3D Microseismic Monitoring Using Machine Learning

Abstract

AbstractMicroseismic source localization is important for inferring the dynamic status of the subsurface stress field during hydraulic fracturing. Traditional deterministic methods for 3D microseismic source localization require either ray tracing or full waveform modeling, thus are computationally expensive. We propose a very efficient (e.g., within 1 s) microseismic source localization method based on machine learning. First, three‐dimensional (3D) ray tracing is performed with hypothetical event locations and realistic acquisition geometry to calculate the theoretical travel‐times. The theoretical travel‐time differences and the spatial locations of the stations are treated as the input features of the training data set, and the corresponding source locations are used as the labels.

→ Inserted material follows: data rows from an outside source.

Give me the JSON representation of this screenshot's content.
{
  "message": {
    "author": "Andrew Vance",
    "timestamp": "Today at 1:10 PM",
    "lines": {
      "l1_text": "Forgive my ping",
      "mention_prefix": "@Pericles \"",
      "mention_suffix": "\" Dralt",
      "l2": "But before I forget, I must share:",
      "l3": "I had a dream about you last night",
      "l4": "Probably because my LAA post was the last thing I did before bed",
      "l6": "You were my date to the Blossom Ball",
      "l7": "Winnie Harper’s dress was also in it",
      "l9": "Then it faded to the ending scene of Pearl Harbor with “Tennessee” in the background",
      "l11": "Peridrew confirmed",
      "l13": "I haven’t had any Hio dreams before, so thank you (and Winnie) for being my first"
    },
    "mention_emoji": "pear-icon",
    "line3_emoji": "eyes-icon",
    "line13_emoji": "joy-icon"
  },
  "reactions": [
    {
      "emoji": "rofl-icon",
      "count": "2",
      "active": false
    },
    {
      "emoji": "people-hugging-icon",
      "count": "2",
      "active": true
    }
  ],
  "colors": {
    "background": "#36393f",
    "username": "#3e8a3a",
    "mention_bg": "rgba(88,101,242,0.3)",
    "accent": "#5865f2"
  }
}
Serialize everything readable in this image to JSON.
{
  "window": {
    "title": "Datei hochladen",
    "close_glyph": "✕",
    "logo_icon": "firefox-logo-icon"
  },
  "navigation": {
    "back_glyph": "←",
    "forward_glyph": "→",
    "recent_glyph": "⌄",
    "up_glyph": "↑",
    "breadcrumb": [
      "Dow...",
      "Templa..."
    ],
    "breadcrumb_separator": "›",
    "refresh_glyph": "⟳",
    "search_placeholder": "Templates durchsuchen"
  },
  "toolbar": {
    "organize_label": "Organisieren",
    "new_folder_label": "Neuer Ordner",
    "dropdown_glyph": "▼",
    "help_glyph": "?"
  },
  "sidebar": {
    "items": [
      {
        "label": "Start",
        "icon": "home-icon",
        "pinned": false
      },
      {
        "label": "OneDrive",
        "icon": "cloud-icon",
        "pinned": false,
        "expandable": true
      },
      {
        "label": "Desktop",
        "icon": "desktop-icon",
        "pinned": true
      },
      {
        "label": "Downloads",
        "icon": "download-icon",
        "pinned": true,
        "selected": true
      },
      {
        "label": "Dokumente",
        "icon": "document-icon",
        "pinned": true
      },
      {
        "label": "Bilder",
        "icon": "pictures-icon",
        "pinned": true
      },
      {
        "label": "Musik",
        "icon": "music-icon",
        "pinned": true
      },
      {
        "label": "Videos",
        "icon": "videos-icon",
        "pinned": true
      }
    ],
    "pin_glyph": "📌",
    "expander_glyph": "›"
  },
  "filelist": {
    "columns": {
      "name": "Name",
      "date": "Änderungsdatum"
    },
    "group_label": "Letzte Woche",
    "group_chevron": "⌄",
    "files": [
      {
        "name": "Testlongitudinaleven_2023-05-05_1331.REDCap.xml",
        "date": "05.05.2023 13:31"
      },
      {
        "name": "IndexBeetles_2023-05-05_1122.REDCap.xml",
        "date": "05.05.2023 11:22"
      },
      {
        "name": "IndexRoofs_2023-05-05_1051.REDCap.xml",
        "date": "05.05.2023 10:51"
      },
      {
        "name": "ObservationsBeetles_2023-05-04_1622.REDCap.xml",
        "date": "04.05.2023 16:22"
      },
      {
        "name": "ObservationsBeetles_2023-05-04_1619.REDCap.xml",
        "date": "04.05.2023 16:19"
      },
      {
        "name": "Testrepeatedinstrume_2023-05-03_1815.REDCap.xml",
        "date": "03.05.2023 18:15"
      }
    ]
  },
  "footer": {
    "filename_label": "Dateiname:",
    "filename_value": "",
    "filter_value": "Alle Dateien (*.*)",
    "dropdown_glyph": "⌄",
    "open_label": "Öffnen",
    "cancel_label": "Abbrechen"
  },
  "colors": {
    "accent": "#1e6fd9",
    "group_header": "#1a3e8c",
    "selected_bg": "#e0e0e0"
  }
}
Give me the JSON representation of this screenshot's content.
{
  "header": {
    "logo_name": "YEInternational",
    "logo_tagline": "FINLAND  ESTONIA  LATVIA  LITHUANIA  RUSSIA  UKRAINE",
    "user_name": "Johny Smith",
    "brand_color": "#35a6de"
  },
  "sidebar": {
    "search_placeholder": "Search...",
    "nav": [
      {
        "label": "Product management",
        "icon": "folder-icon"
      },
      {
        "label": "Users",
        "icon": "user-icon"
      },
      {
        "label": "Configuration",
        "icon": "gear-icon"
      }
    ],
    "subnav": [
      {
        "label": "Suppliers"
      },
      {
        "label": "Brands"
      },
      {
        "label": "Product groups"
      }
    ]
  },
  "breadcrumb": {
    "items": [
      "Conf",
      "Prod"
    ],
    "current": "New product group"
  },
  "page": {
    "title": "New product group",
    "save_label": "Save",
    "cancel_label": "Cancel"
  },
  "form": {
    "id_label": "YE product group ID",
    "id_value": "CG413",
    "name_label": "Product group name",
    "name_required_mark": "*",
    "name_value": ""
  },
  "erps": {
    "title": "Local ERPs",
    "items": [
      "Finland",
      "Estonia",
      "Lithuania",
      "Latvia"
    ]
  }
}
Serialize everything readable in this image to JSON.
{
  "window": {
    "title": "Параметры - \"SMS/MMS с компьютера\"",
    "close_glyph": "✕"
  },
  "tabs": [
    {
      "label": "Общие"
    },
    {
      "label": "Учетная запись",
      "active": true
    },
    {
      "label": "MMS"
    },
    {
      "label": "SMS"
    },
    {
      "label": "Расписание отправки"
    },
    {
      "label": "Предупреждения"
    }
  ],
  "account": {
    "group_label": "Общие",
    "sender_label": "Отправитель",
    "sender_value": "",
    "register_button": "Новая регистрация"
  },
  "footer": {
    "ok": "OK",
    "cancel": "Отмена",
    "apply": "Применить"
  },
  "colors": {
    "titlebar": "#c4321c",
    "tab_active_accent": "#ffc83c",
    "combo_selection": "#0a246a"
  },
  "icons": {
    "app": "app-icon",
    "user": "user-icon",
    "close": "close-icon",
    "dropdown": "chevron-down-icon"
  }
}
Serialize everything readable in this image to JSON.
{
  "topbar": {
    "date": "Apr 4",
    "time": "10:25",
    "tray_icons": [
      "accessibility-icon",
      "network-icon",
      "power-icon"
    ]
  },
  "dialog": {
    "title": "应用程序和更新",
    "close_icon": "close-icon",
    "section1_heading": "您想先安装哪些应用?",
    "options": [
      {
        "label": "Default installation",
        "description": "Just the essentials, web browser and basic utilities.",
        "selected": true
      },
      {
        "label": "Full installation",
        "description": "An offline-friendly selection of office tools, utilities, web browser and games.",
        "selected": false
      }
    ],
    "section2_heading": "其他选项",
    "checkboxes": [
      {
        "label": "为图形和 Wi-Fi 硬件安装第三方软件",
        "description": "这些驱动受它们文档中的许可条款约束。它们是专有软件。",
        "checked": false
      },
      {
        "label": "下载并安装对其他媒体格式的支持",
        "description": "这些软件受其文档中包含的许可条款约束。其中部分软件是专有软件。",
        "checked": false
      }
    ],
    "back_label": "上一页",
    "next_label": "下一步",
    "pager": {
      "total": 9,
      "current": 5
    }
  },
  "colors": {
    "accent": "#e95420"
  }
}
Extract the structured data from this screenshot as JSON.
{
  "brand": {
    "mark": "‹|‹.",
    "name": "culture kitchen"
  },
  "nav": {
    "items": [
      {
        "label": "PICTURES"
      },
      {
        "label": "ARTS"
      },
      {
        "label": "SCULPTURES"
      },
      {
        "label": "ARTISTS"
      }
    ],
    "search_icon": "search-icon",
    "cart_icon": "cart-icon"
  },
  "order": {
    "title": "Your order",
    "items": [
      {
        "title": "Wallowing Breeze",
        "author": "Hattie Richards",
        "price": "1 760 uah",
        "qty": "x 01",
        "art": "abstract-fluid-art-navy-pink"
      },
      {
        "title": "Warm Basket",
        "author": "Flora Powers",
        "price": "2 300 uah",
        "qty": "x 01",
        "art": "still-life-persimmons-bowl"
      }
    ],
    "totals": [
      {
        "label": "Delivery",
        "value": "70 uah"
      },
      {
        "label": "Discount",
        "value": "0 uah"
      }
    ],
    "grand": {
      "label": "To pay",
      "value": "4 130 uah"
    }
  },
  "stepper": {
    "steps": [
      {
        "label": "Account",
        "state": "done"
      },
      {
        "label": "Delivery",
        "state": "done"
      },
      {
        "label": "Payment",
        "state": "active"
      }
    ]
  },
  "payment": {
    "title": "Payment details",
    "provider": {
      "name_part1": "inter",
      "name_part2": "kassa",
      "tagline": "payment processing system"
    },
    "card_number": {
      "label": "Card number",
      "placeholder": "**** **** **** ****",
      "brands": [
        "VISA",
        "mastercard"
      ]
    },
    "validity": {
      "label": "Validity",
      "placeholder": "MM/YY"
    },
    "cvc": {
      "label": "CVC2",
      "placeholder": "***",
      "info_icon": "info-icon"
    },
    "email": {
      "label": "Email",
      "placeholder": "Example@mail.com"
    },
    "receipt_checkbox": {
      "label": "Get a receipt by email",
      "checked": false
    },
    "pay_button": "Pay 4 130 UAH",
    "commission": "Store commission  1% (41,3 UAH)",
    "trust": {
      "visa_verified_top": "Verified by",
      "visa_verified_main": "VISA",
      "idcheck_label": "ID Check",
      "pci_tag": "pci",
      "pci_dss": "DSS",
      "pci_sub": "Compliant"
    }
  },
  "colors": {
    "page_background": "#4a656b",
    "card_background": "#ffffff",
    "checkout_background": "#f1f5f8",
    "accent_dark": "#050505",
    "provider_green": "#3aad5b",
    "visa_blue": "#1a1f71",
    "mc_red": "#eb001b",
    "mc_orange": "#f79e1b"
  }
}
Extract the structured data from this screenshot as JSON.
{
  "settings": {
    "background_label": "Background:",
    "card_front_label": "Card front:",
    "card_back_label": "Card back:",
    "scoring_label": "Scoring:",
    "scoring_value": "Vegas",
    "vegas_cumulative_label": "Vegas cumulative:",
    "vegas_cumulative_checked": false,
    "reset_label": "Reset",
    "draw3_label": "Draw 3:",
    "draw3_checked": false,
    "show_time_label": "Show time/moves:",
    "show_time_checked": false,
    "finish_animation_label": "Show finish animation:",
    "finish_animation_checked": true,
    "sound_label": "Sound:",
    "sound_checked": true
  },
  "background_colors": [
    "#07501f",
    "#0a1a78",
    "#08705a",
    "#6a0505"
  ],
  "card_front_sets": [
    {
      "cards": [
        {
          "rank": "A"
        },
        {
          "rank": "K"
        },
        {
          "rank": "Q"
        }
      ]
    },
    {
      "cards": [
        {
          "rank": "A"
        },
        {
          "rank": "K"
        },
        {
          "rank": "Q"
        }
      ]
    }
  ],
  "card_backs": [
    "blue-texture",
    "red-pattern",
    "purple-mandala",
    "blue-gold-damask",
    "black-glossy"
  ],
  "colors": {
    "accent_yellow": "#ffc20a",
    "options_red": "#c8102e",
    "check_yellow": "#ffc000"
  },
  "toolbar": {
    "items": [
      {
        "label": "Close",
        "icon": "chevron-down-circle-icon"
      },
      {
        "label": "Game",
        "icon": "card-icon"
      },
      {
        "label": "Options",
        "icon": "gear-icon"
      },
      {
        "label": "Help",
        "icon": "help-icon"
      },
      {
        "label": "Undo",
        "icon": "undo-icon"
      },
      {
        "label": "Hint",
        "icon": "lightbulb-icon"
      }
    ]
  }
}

The manually or automatically picked arrival time differences between different stations and a reference station after a microseismic event and the actual station locations are fed into the well‐trained model for a fast and accurate location prediction. The proposed method is efficient enough to be widely applied for the real‐time monitoring of hydraulic fracturing. The machine learning model is analogous to 3D grid search but performs 3D ray tracings before the actual localization, and needs to be retrained when applied to a new study area. We use several synthetic tests and a real data example from the Weiyuan hydraulic fracturing experiment in Sichuan, China, to demonstrate the effectiveness of the proposed method. The application of the proposed method to earthquake localization is also demonstrated to be straightforward.